- Interactive map of Plaza de Pakistán
- Type: Urban park
- Location: Parque Tres de Febrero, Palermo in Buenos Aires, Argentina
- Coordinates: 34°33′51″S 58°25′26″W﻿ / ﻿34.5640688°S 58.4238872°W
- Created: 2012
- Operator: Ministry of Environment and Public Spaces, Buenos Aires

= Plaza de Pakistán =

The Plaza de Pakistán (Plaza República Islámica de Pakistán, ) is a landmark in Buenos Aires, Argentina, commemorating Argentine–Pakistani friendship. It is located in the heart of Parque Tres de Febrero in the neighborhood of Palermo. It was redesigned in 2012 and inaugurated on July 27, 2012 by ambassador Naela Chohan of Pakistan and minister Diego Santilli of the Autonomous City of Buenos Aires, to commemorate the 60th anniversary of the establishment of the diplomatic relations between the two friendly countries. The park holds at its center a plaque with an engraving of a verse by Allama Iqbal (1877-1938), the national poet of Pakistan, emphasizing the importance of love for humanity both in Persian and Spanish.

==Inauguration==
The inauguration ceremony of Plaza de Pakistan was planned between Pakistan's Independence Day on August 14 and the Independence Day of Argentina on July 9. It was also to commemorate the 60th anniversary of the establishment of the diplomatic relations between the two nations. The ceremony included the ribbon cutting by ambassador Naela Chohan and minister Diego Santilli, followed by the unveiling of the plaque with an engraving of a verse by Allama Iqbal which emphasises the importance of love for humanity.

Minister Diego Santilli in his speech, while appreciating the ambassador Naela Chohan for her role in the renovation of the park, stated that the whole world was reflected in the City of Buenos Aires through its monuments, squares and parks and that Pakistan had a very special place in it.

Ambassador Chohan thanked Chief of Government Mauricio Macri and Minister Diego Santilli for their support and added that "We deeply appreciate this important gesture of friendship and we need to further deepen these bonds of friendship through mutually beneficial co-operation in trade and culture."

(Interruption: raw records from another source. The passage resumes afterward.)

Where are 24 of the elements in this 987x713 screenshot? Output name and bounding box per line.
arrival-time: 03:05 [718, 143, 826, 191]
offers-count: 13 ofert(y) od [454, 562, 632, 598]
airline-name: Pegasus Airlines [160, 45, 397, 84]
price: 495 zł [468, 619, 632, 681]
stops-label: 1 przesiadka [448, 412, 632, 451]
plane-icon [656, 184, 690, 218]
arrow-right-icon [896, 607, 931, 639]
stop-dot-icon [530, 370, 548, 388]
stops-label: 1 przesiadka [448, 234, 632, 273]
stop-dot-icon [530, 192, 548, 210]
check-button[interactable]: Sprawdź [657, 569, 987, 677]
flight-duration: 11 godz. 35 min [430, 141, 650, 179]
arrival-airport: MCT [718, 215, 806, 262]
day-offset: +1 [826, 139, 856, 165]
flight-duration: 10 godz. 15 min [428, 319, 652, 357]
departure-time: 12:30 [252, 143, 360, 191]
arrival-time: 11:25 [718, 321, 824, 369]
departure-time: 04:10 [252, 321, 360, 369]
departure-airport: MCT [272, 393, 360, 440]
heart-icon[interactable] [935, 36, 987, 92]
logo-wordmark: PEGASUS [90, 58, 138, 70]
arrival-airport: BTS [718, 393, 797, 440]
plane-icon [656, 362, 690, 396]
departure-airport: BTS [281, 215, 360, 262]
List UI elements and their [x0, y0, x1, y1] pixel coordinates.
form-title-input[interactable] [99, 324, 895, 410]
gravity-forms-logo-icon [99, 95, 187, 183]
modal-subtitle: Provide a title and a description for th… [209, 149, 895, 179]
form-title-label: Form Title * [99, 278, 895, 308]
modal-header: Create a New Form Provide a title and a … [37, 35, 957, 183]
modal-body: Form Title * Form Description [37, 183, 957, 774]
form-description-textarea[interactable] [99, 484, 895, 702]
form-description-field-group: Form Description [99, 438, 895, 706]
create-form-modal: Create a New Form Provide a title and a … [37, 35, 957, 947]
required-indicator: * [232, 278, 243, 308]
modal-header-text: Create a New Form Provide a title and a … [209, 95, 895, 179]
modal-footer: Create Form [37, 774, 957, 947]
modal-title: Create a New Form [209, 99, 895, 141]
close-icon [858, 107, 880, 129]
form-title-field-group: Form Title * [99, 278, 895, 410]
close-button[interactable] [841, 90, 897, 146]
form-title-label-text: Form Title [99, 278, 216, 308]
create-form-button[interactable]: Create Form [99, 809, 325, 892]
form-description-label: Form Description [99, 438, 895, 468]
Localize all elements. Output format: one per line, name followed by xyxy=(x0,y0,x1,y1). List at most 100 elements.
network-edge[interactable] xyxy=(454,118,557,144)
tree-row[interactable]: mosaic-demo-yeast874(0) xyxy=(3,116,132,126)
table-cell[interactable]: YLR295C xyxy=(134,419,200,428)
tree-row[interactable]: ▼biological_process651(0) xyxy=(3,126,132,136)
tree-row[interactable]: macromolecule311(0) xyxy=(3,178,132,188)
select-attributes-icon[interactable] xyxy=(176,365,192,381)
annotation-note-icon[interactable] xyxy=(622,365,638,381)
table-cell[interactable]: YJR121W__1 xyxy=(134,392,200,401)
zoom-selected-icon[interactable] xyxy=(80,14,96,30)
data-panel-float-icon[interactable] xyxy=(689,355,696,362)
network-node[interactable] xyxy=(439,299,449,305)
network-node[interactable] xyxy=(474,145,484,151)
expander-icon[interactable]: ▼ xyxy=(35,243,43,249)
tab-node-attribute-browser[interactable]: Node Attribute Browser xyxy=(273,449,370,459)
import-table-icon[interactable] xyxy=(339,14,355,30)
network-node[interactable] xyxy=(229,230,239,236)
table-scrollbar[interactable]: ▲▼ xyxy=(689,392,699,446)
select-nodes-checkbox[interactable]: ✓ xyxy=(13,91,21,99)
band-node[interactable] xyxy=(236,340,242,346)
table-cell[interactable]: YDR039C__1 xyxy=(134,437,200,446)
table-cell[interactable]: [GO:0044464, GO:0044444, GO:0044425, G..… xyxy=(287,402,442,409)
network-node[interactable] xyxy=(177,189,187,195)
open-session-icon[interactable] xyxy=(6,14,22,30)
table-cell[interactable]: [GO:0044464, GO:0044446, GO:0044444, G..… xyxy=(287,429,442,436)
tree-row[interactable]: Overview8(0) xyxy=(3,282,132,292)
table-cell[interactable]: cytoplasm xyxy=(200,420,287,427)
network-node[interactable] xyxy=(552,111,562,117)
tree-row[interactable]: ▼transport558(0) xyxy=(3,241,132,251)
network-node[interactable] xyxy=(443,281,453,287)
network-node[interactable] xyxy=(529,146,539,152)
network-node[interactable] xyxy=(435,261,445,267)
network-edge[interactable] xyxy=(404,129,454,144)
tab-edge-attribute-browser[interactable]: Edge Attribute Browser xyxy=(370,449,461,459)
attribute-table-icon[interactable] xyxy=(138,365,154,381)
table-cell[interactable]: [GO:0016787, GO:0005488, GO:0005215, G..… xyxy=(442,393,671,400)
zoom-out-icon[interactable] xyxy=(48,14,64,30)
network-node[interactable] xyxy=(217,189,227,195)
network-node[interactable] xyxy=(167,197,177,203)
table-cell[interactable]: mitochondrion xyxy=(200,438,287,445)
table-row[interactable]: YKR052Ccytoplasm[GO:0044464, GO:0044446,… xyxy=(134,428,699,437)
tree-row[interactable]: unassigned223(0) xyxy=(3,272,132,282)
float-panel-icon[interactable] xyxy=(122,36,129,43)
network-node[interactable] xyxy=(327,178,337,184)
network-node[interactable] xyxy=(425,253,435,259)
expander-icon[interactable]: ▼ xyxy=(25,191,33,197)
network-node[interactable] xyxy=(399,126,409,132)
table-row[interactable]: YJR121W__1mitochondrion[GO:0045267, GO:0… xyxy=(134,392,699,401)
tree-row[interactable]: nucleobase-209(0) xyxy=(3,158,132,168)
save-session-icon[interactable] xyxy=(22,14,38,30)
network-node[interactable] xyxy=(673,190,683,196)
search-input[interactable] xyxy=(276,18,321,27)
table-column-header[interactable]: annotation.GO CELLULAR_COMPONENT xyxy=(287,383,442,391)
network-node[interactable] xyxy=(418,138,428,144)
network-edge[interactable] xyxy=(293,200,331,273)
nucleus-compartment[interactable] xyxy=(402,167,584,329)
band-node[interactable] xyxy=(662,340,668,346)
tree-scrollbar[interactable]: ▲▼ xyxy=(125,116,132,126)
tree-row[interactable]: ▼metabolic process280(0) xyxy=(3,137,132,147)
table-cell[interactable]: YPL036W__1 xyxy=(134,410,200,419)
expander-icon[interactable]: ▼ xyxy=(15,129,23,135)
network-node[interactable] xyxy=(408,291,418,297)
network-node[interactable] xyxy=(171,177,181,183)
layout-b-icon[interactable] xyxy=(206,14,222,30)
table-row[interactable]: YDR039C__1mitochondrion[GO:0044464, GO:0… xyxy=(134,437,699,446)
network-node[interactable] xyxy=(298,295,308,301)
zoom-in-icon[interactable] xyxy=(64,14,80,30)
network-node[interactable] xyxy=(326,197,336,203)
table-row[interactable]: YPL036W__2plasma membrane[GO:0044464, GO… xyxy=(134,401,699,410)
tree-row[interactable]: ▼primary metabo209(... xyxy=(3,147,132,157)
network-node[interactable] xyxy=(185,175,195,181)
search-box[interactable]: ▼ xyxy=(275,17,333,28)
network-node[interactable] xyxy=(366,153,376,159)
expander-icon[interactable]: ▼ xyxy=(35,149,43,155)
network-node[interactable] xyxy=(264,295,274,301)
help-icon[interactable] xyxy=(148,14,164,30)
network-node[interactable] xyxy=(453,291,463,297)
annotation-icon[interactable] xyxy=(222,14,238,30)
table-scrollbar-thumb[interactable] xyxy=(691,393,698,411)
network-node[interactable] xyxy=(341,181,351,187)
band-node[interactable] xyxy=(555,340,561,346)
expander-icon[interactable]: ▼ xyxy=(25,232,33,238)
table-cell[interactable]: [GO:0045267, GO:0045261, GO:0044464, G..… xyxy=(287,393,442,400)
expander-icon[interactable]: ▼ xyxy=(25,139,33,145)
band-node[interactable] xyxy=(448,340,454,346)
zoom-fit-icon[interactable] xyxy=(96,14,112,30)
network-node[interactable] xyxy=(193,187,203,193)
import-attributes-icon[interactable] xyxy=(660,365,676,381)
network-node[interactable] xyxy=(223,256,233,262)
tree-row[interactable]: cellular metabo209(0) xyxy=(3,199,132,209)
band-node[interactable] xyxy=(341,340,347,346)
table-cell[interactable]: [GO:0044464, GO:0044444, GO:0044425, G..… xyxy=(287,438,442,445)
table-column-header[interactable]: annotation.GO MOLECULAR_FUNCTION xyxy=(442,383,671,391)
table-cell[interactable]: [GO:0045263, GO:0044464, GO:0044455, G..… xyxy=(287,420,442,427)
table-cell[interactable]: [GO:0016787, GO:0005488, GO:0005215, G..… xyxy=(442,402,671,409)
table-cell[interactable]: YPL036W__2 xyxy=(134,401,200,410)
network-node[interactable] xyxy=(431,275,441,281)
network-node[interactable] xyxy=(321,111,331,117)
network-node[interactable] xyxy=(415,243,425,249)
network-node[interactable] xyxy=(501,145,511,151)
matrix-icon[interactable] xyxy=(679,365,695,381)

As a memorial and representation of the two countries, a cedrus deodara and a ceiba, the two national trees of Pakistan and Argentina respectively, were planted by Chohan and Santilli, assisted by officials of the government of the Autonomous City of Buenos Aires.

==Location==
The Plaza de Pakistán is located in the heart of Parque Tres de Febrero, an urban park of approximately 400 hectares (about 989 acres) located in the neighborhood of Palermo in Buenos Aires, Argentina between Libertador and Figueroa Alcorta Avenues.
The Parque Tres de Febrero lies adjacent to the Hipodromo Argentino de Palermo.

==Iqbal plaque==
The Plaza contains at its center a black marble plaque with an engraving of a verse by Allama Iqbal, the national poet of Pakistan, which emphasises the importance of love for humanity both in Persian and Spanish. The verse is as follows:

Transliteration: Admiyat ehtaram-e-aadam ast; bartaraz-e-gardon maqaam-e-aadam ast.

English Translation:

It is our love for humanity which makes us human, and it is our humanity which transcends the universe.